By Piya Sinha-Roy
LOS ANGELES (Reuters) - When director Duncan Jones was tasked with translating the popular video game "Warcraft" into a studio film, he was inspired by filmmaker Peter Jackson's adaptations of J.R.R. Tolkien's fantasy saga "Lord of the Rings."
"Not everyone had read Tolkien who went and saw those films but (Jackson) crafted a film with interesting characters and a plot that's engaged and people by the millions wanted to see more," Jones told Reuters.
"Hopefully we've done the same with 'Warcraft.'"
The film, out in U.S. theaters on Friday, brings an origin story of the fantasy world explored in the role-playing "World of Warcraft" gaming franchise from Activision Blizzard Inc, which had 10 million subscribers as of November 2015.

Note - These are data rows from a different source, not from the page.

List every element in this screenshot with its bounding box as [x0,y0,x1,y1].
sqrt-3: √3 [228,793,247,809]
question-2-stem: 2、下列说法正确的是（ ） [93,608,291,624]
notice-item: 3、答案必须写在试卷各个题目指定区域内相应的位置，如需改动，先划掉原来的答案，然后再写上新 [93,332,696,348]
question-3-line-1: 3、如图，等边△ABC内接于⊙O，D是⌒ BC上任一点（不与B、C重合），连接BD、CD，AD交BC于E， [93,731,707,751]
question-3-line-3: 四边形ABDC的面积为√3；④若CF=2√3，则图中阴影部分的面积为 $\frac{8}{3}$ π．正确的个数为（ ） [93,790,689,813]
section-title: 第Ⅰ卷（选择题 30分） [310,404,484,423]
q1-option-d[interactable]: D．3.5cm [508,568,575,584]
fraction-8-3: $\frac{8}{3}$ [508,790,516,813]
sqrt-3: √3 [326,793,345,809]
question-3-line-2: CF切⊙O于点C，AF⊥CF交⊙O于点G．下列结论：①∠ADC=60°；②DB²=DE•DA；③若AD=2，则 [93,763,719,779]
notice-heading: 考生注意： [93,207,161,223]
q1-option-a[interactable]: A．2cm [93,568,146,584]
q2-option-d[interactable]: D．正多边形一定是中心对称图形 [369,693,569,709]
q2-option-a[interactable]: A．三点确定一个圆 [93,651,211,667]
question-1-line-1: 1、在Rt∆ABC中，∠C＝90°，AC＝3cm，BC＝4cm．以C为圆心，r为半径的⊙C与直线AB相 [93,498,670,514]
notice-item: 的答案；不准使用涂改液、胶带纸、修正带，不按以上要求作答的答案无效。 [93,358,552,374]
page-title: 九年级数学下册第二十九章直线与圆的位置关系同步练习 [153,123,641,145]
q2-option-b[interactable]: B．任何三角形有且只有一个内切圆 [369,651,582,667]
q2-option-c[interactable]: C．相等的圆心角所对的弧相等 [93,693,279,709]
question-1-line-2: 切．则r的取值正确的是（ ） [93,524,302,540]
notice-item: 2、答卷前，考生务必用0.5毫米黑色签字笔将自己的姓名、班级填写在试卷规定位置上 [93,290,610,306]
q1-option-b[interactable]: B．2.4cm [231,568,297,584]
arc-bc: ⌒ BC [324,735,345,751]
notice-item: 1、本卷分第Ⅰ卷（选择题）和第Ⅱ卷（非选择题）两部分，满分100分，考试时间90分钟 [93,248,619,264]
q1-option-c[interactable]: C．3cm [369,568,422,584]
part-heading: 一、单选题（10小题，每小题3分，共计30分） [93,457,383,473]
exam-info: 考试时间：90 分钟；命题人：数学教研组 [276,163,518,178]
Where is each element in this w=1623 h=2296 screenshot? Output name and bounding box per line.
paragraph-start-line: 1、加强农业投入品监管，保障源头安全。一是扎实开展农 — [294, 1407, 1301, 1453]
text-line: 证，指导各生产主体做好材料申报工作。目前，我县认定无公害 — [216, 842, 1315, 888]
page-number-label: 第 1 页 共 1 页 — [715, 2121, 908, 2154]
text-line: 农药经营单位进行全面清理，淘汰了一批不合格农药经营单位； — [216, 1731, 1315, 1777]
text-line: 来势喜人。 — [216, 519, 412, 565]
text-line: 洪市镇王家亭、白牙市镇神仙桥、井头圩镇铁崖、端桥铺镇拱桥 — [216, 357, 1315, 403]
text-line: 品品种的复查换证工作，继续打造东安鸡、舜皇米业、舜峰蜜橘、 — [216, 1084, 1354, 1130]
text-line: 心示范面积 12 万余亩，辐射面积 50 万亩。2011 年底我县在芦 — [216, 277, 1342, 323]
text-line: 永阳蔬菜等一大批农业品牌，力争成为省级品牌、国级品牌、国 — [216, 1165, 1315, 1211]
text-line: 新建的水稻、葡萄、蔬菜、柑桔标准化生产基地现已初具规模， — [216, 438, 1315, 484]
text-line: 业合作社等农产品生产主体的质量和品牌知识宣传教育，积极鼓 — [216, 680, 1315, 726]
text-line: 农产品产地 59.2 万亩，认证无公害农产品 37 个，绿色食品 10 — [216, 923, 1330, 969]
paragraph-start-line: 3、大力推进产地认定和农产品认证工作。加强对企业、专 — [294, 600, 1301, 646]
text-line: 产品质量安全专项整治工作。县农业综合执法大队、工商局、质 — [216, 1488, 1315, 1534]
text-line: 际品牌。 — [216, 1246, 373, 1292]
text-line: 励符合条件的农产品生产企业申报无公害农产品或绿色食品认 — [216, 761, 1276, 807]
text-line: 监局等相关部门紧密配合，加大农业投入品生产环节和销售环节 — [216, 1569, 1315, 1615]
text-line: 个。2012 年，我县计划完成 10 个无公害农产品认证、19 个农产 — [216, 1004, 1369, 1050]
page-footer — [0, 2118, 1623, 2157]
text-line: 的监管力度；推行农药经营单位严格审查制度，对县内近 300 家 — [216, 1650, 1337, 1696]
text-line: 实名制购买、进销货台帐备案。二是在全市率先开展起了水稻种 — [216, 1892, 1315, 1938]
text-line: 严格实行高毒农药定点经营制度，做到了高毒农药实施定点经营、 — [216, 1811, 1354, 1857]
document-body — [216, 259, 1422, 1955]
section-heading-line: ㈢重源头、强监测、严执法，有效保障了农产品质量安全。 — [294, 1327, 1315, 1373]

Jones said that while he wanted to make a film that fans of the game would enjoy, he also wanted to introduce the world of "Warcraft" to newcomers and "make them come in and feel embraced by this fantasy setting that this film takes place in."
"Warcraft" follows the battle between the monster-like Orcs as they try to colonize the human land of Azeroth, with magic playing a key role in the fight.
The film features mythical Orcs, dwarves, elves, wizard-esque mages and trolls, much like "Lord of the Rings."
Comcast Corp's Universal Pictures and Legendary Pictures, a subsidiary of China's Wanda Cinema Line Corp, co-financed the film's $160 million budget, with Universal distributing it globally except for China.
The film has already grossed $70 million internationally.
At the heart of the story is Sir Anduin Lothar (Travis Fimmel), and the Orc prisoner Garona (Paula Patton), who band together to fight against the Orcs, led by the ferocious, power-hungry Gul'dan (Daniel Wu).
"Whether you are a hard-core gamer like Rob (Kazinsky, co-star) is or you're someone who never played the game like myself, you connect right off the bat to a strong compelling story and a character-driven story," said actor Ben Schnetzer, who plays talented young mage Khadgar.
Jones said Patton's character is an outcast and presents the point of view for the audience as she is caught between two cultures. Patton said she liked that her character "is a warrior and quite strong" but also vulnerable at times.